Un poco monótona, si se quería, su seducción. El mismo éxtasis de ojos alzados, el mismo ademán de apoyar en tres dedos el rostro pensativo, de sacar el pie, de volver la cara con la mejilla sobre el hombro... Todo muy ensayadito ante el espejo, muy Priere d'une Vierge...

Pero... —bonito al fin.

En cambio, con la proximidad del cotillón de gala en que por rito social debía formalizarse el compromiso, doña Encarnación intervino en los amores de un modo tal, que parecía ella la novia.

Había acabado por no dejarlo vivir en casa más que para dormir, hasta durante la enfermedad de Luisa.

Lo peor era que Adelita, no obstante su petulancia voluntariosa, obedecía como un alférez.
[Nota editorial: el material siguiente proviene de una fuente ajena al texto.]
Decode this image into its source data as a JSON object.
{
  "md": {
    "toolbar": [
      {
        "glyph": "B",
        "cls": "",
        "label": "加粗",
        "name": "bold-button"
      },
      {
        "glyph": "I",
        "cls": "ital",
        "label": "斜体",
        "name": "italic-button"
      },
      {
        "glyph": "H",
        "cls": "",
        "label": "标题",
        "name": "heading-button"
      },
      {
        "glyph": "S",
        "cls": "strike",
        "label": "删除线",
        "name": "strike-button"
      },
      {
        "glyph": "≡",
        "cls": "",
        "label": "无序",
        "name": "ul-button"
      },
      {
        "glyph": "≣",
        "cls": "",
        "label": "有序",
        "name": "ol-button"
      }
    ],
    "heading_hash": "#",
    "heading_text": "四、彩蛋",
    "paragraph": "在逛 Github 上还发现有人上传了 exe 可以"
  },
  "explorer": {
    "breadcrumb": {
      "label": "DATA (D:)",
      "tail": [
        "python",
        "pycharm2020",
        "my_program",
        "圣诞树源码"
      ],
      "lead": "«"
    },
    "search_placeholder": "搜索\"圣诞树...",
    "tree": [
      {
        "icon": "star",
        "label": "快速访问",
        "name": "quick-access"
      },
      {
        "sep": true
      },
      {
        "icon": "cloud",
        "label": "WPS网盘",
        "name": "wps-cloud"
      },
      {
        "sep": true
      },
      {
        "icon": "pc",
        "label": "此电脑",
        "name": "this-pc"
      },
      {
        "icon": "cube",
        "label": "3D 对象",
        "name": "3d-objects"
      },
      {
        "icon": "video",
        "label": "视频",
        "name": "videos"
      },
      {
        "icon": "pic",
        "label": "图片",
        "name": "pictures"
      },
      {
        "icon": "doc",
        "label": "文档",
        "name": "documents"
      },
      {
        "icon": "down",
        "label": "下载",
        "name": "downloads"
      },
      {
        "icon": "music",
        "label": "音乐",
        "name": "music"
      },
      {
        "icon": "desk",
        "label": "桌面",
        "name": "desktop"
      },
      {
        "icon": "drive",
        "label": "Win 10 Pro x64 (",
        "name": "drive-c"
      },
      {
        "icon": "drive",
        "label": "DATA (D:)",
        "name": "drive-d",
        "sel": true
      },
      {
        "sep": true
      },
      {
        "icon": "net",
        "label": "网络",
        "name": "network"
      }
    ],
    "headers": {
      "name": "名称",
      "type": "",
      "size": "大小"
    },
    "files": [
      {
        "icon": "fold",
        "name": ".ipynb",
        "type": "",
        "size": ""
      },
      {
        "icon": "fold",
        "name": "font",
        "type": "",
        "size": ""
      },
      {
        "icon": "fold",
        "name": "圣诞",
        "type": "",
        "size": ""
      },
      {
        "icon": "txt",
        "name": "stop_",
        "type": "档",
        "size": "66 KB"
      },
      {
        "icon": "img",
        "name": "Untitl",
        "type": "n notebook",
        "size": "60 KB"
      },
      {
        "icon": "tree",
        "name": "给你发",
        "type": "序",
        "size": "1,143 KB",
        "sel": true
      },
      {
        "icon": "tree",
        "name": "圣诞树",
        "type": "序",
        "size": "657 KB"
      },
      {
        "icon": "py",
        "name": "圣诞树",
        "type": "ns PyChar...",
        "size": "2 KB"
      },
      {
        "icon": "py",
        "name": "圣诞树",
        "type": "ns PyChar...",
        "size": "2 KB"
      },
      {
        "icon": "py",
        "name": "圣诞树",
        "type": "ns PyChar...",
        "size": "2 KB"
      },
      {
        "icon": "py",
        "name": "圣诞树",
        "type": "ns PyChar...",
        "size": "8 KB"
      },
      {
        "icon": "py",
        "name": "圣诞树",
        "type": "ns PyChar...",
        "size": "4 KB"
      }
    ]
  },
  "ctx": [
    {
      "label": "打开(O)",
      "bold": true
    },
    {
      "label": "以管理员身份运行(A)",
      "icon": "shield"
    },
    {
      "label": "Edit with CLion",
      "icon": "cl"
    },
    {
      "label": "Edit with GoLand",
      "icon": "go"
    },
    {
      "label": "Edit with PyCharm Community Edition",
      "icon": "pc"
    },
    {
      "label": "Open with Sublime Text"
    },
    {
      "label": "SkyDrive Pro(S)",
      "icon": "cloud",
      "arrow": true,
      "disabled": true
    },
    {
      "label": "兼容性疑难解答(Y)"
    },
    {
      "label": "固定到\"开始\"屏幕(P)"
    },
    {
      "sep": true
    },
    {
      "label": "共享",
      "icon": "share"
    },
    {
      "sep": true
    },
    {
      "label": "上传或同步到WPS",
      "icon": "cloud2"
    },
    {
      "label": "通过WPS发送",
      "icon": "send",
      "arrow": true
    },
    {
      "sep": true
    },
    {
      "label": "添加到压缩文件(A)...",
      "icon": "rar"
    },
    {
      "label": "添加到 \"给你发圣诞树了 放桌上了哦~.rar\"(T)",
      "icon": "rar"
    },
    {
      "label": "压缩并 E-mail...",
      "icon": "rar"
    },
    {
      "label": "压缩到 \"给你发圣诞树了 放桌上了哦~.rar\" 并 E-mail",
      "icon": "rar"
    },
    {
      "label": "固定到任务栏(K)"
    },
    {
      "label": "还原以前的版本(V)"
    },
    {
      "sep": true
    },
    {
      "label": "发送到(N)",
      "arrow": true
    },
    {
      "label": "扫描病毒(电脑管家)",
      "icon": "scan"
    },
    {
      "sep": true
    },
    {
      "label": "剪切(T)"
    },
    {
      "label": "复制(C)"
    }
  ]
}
Muy bonita siempre, muy elegante, muy gentil, justo era reconocerlo, aquella disciplina filial acentuaba demasiado su semejanza con la absorbente señora. Tato había advertido una noche, en el corte de su barbilla, el mismo pliegue que con grotesca placidez inflábasele a aquélla hasta el seno de pujanza monumental. Y eso podía anticiparle lo más cursi que en punto a belleza hubiera para él: una gorda de ojos lánguidos ...

Pues ¿no le daba todavía a la buena señora, por empolvarse, creyendo disimularlo, aquel lunar que le colgaba de la mejilla como una borlita de felpa?... Y si también se heredaba la predisposición a echar lunares?...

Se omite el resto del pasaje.